Updated: Aug 3, 2020
Risk Management and Internal Audit are two different disciplines in an organisation which are most often confused at or interchanged. However, these two serve different purposes in an organisation.
It is common to say that Internal Audit benefits Risk Management as it improves the effectiveness of Risk Management by assessing risk management and promoting good risk management practices through the improvement of the system of internal control. But looking at it the other way around, what good does Risk Management or in the slightest form having a Risk Management Framework (RMF) does to the practice of Internal Audit.
There are two points that are worth mentioning in this article:
“ Having a risk management framework can lead to a landslide effect for internal auditors as it targets the projects, business units or business processes with the greatest impact”

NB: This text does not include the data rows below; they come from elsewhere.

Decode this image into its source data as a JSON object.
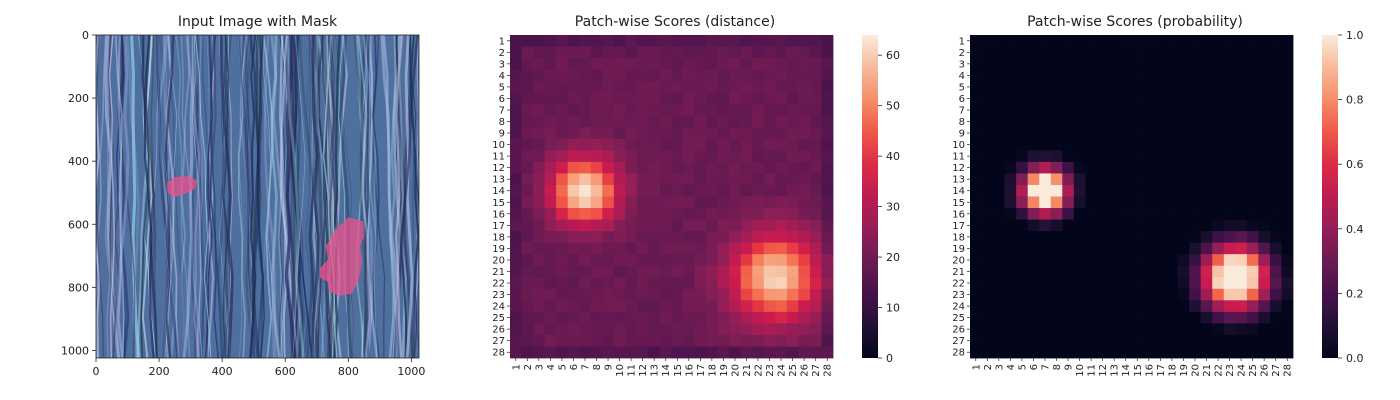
{
  "chart_data": [
    {
      "type": "image",
      "title": "Input Image with Mask",
      "xlim": [
        0,
        1024
      ],
      "ylim": [
        1024,
        0
      ],
      "xticks": [
        0,
        200,
        400,
        600,
        800,
        1000
      ],
      "yticks": [
        0,
        200,
        400,
        600,
        800,
        1000
      ],
      "mask_regions": [
        {
          "name": "small-blob",
          "cx": 270,
          "cy": 480
        },
        {
          "name": "large-blob",
          "cx": 780,
          "cy": 715
        }
      ],
      "colors": {
        "wood": "#4f6f9e",
        "mask": "#f0508a"
      }
    },
    {
      "type": "heatmap",
      "title": "Patch-wise Scores (distance)",
      "size": 28,
      "vmin": 0,
      "vmax": 64,
      "colorbar_ticks": [
        0,
        10,
        20,
        30,
        40,
        50,
        60
      ],
      "grid_rule": "value = base 19 + 45*exp(-d1^2/(2*2.0^2)) + 42*exp(-d2^2/(2*2.6^2)), d1 from (7,14), d2 from (23.5,21.5), border rows/cols lower (~14-16)",
      "hotspots": [
        {
          "center_col": 7,
          "center_row": 14,
          "peak": 64
        },
        {
          "center_col": 23.5,
          "center_row": 21.5,
          "peak": 60
        }
      ],
      "base_value": 19
    },
    {
      "type": "heatmap",
      "title": "Patch-wise Scores (probability)",
      "size": 28,
      "vmin": 0,
      "vmax": 1,
      "colorbar_ticks": [
        "0.0",
        "0.2",
        "0.4",
        "0.6",
        "0.8",
        "1.0"
      ],
      "hotspots": [
        {
          "center_col": 7,
          "center_row": 14,
          "peak": 1.0
        },
        {
          "center_col": 23.5,
          "center_row": 21.5,
          "peak": 1.0
        }
      ],
      "base_value": 0.0
    }
  ]
}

Enterprise Risk Management Framework (ERMF) integrates the audit activities with the busyness as a whole
Risk Management Framework (RMF) starts by looking into the internal and external environment to identify risks and threats to an organisation, followed-by analysing, minimising and monitoring them. As internal auditors, an organisation having a risk management framework gives auditors a helicopter view of the risks the organisation is facing, its risk appetite and residual risk. In technical terms, the methodology that links the practice of internal audit to risk management as defined by the Institute of Internal Audit is Risk Based Internal Audit (RBIA). In RBIA, Internal Auditors assess the organisations management of risk and controls for the identified risk in relation to its risk appetite.
But, how does the RBIA change the Internal Audit practice? In conducting RBIA, Internal Auditors take into consideration the risk impact of a specific project/process to an organisation; enabling them to identify whether certain controls are not in place where significant risk is present.

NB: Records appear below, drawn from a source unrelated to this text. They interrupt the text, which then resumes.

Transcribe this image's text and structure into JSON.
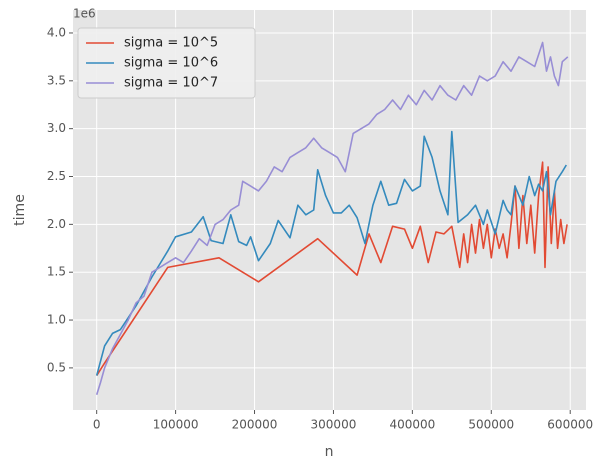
{
  "chart_data": {
    "type": "line",
    "xlabel": "n",
    "ylabel": "time",
    "y_offset_text": "1e6",
    "xlim": [
      -30000,
      620000
    ],
    "ylim": [
      0.06,
      4.24
    ],
    "xticks": [
      0,
      100000,
      200000,
      300000,
      400000,
      500000,
      600000
    ],
    "yticks": [
      0.5,
      {
        "value": 1,
        "label": "1.0"
      },
      1.5,
      {
        "value": 2,
        "label": "2.0"
      },
      2.5,
      {
        "value": 3,
        "label": "3.0"
      },
      3.5,
      {
        "value": 4,
        "label": "4.0"
      }
    ],
    "grid": true,
    "legend": "upper left",
    "series": [
      {
        "name": "sigma = 10^5",
        "color": "#E24A33",
        "x": [
          0,
          10000,
          90000,
          155000,
          205000,
          280000,
          330000,
          345000,
          360000,
          375000,
          390000,
          400000,
          410000,
          420000,
          430000,
          440000,
          450000,
          460000,
          465000,
          470000,
          475000,
          480000,
          485000,
          490000,
          495000,
          500000,
          505000,
          510000,
          515000,
          520000,
          525000,
          530000,
          535000,
          540000,
          545000,
          550000,
          555000,
          560000,
          565000,
          568000,
          572000,
          576000,
          580000,
          584000,
          588000,
          592000,
          596000
        ],
        "values": [
          0.42,
          0.55,
          1.55,
          1.65,
          1.4,
          1.85,
          1.47,
          1.9,
          1.6,
          1.98,
          1.95,
          1.75,
          1.98,
          1.6,
          1.92,
          1.9,
          1.98,
          1.55,
          1.9,
          1.6,
          2.0,
          1.7,
          2.05,
          1.75,
          2.0,
          1.65,
          1.95,
          1.75,
          1.9,
          1.65,
          2.0,
          2.4,
          1.75,
          2.3,
          1.8,
          2.2,
          1.7,
          2.3,
          2.65,
          1.55,
          2.6,
          1.8,
          2.35,
          1.75,
          2.05,
          1.8,
          2.0
        ]
      },
      {
        "name": "sigma = 10^6",
        "color": "#348ABD",
        "x": [
          0,
          10000,
          20000,
          30000,
          50000,
          70000,
          90000,
          100000,
          120000,
          135000,
          145000,
          160000,
          170000,
          180000,
          190000,
          195000,
          205000,
          220000,
          230000,
          245000,
          255000,
          265000,
          275000,
          280000,
          290000,
          300000,
          310000,
          320000,
          330000,
          340000,
          350000,
          360000,
          370000,
          380000,
          390000,
          400000,
          410000,
          415000,
          425000,
          435000,
          445000,
          450000,
          458000,
          470000,
          480000,
          490000,
          495000,
          505000,
          515000,
          520000,
          525000,
          530000,
          540000,
          548000,
          555000,
          560000,
          565000,
          570000,
          575000,
          582000,
          590000,
          595000
        ],
        "values": [
          0.42,
          0.73,
          0.86,
          0.9,
          1.15,
          1.45,
          1.72,
          1.87,
          1.92,
          2.08,
          1.83,
          1.8,
          2.1,
          1.82,
          1.78,
          1.87,
          1.62,
          1.8,
          2.04,
          1.86,
          2.2,
          2.1,
          2.15,
          2.57,
          2.3,
          2.12,
          2.12,
          2.2,
          2.07,
          1.8,
          2.2,
          2.45,
          2.2,
          2.22,
          2.47,
          2.35,
          2.4,
          2.92,
          2.7,
          2.35,
          2.1,
          2.97,
          2.02,
          2.1,
          2.2,
          2.0,
          2.15,
          1.9,
          2.25,
          2.15,
          2.1,
          2.4,
          2.2,
          2.5,
          2.3,
          2.42,
          2.35,
          2.55,
          2.1,
          2.45,
          2.55,
          2.62
        ]
      },
      {
        "name": "sigma = 10^7",
        "color": "#988ED5",
        "x": [
          0,
          5000,
          10000,
          20000,
          30000,
          40000,
          50000,
          60000,
          70000,
          80000,
          90000,
          100000,
          110000,
          120000,
          130000,
          140000,
          150000,
          160000,
          170000,
          180000,
          185000,
          195000,
          205000,
          215000,
          225000,
          235000,
          245000,
          255000,
          265000,
          275000,
          285000,
          295000,
          305000,
          315000,
          325000,
          335000,
          345000,
          355000,
          365000,
          375000,
          385000,
          395000,
          405000,
          415000,
          425000,
          435000,
          445000,
          455000,
          465000,
          475000,
          485000,
          495000,
          505000,
          515000,
          525000,
          535000,
          545000,
          555000,
          565000,
          570000,
          575000,
          580000,
          585000,
          590000,
          597000
        ],
        "values": [
          0.22,
          0.35,
          0.5,
          0.7,
          0.85,
          1.0,
          1.18,
          1.25,
          1.5,
          1.55,
          1.6,
          1.65,
          1.6,
          1.72,
          1.85,
          1.78,
          2.0,
          2.05,
          2.15,
          2.2,
          2.45,
          2.4,
          2.35,
          2.45,
          2.6,
          2.55,
          2.7,
          2.75,
          2.8,
          2.9,
          2.8,
          2.75,
          2.7,
          2.55,
          2.95,
          3.0,
          3.05,
          3.15,
          3.2,
          3.3,
          3.2,
          3.35,
          3.25,
          3.4,
          3.3,
          3.45,
          3.35,
          3.3,
          3.45,
          3.35,
          3.55,
          3.5,
          3.55,
          3.7,
          3.6,
          3.75,
          3.7,
          3.65,
          3.9,
          3.6,
          3.75,
          3.55,
          3.45,
          3.7,
          3.75
        ]
      }
    ]
  }
}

Looking into a silver and lead mining company which is in the final stages of diversifying into a copper mine in a new territory, what threats would this imply, when it comes to its rights, operations, resources, social and environmental responsibility, global prices, etc. If a Risk Management Framework is established before an internal audit plan, Internal Auditors would most likely consider the diversification as a priority in their next audit engagement as opposed to following the initial audit plan of a usual practice of auditing units periodically; or a frequency based on the previous routine. A new business in a new territory posse a high risk for a mining company.

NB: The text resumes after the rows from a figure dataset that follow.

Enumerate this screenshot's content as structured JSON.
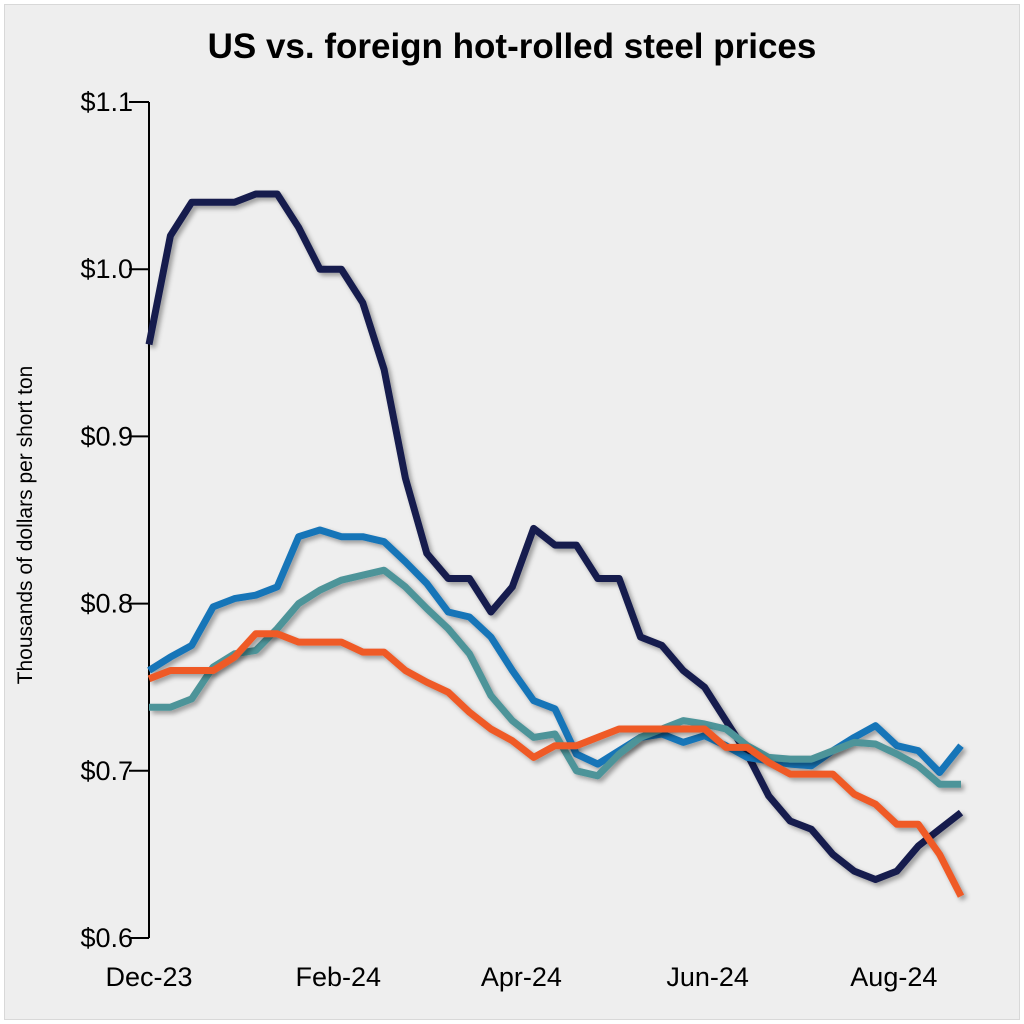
{
  "chart_data": {
    "type": "line",
    "title": "US vs. foreign hot-rolled steel prices",
    "xlabel": "",
    "ylabel": "Thousands of dollars per short ton",
    "ylim": [
      0.6,
      1.1
    ],
    "yticks": [
      0.6,
      0.7,
      0.8,
      0.9,
      1.0,
      1.1
    ],
    "ytick_labels": [
      "$0.6",
      "$0.7",
      "$0.8",
      "$0.9",
      "$1.0",
      "$1.1"
    ],
    "xticks": [
      "2023-12-01",
      "2024-02-01",
      "2024-04-01",
      "2024-06-01",
      "2024-08-01"
    ],
    "xtick_labels": [
      "Dec-23",
      "Feb-24",
      "Apr-24",
      "Jun-24",
      "Aug-24"
    ],
    "xlim": [
      "2023-12-01",
      "2024-08-23"
    ],
    "grid": false,
    "legend": "none",
    "x": [
      "2023-12-01",
      "2023-12-08",
      "2023-12-15",
      "2023-12-22",
      "2023-12-29",
      "2024-01-05",
      "2024-01-12",
      "2024-01-19",
      "2024-01-26",
      "2024-02-02",
      "2024-02-09",
      "2024-02-16",
      "2024-02-23",
      "2024-03-01",
      "2024-03-08",
      "2024-03-15",
      "2024-03-22",
      "2024-03-29",
      "2024-04-05",
      "2024-04-12",
      "2024-04-19",
      "2024-04-26",
      "2024-05-03",
      "2024-05-10",
      "2024-05-17",
      "2024-05-24",
      "2024-05-31",
      "2024-06-07",
      "2024-06-14",
      "2024-06-21",
      "2024-06-28",
      "2024-07-05",
      "2024-07-12",
      "2024-07-19",
      "2024-07-26",
      "2024-08-02",
      "2024-08-09",
      "2024-08-16",
      "2024-08-23"
    ],
    "series": [
      {
        "color": "#141b4d",
        "values": [
          0.955,
          1.02,
          1.04,
          1.04,
          1.04,
          1.045,
          1.045,
          1.025,
          1.0,
          1.0,
          0.98,
          0.94,
          0.875,
          0.83,
          0.815,
          0.815,
          0.795,
          0.81,
          0.845,
          0.835,
          0.835,
          0.815,
          0.815,
          0.78,
          0.775,
          0.76,
          0.75,
          0.73,
          0.71,
          0.685,
          0.67,
          0.665,
          0.65,
          0.64,
          0.635,
          0.64,
          0.655,
          0.665,
          0.675
        ]
      },
      {
        "color": "#1574b8",
        "values": [
          0.76,
          0.768,
          0.775,
          0.798,
          0.803,
          0.805,
          0.81,
          0.84,
          0.844,
          0.84,
          0.84,
          0.837,
          0.825,
          0.812,
          0.795,
          0.792,
          0.78,
          0.76,
          0.742,
          0.737,
          0.71,
          0.704,
          0.712,
          0.72,
          0.722,
          0.717,
          0.721,
          0.715,
          0.708,
          0.706,
          0.704,
          0.703,
          0.712,
          0.72,
          0.727,
          0.715,
          0.712,
          0.699,
          0.715
        ]
      },
      {
        "color": "#4e9499",
        "values": [
          0.738,
          0.738,
          0.743,
          0.762,
          0.77,
          0.772,
          0.785,
          0.8,
          0.808,
          0.814,
          0.817,
          0.82,
          0.81,
          0.797,
          0.785,
          0.77,
          0.745,
          0.73,
          0.72,
          0.722,
          0.7,
          0.697,
          0.71,
          0.72,
          0.725,
          0.73,
          0.728,
          0.725,
          0.715,
          0.708,
          0.707,
          0.707,
          0.712,
          0.717,
          0.716,
          0.71,
          0.703,
          0.692,
          0.692
        ]
      },
      {
        "color": "#ef5a28",
        "values": [
          0.755,
          0.76,
          0.76,
          0.76,
          0.768,
          0.782,
          0.782,
          0.777,
          0.777,
          0.777,
          0.771,
          0.771,
          0.76,
          0.753,
          0.747,
          0.735,
          0.725,
          0.718,
          0.708,
          0.715,
          0.715,
          0.72,
          0.725,
          0.725,
          0.725,
          0.725,
          0.725,
          0.714,
          0.714,
          0.705,
          0.698,
          0.698,
          0.698,
          0.686,
          0.68,
          0.668,
          0.668,
          0.65,
          0.625
        ]
      }
    ]
  }
}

2. Risk management framework positively affects audit effectiveness and efficiency
as it looks into the processes with the greatest impact on the organisation.
Having a risk management framework before an internal audit plan could give the audit a landslide effect. Auditors who are used to following the audit plan which is based in a mortar and pestle decision-making may neglect to look into processes with great impact on the organization. For auditors, materiality is important but what is material may not be always the one with the greatest risk. Synonymously, a transaction that is material conservatively may not be material considering the internal and external threats, again considering a higher point of view
Having a risk management framework can lead to a landslide effect for internal auditors as it targets the projects, business units or business processes with the greatest impact, which may lead to detecting potential threats and control gaps at a larger scale and along the way solve smaller gaps and processes too, therefore affecting the Internal Audit effectiveness and efficiency. The practice of internal audit will be viewed as being more effective for their value-added contribution to the organization is more visible and felt and their efficiency will be at its peak as they are targeting business processes with greater impact.
Nonetheless, with all these said, establishing a risk management framework may not be cost effective for smaller organization to be done in house, and a cost-benefit analysis should be made for small to medium organizations. Hiring consultants to design the framework may be the way to go here. If an organization would decide to have a risk management framework before the internal audit plan, looking forward, our auditors should be made aware of business developments and decisions the organization is about to make, be updated on current significant events and be agile and flexible; risk usually happens when there is change. Lastly, this entails constant communication between Risk Management and Internal Audit; key decision makers and Internal Audit.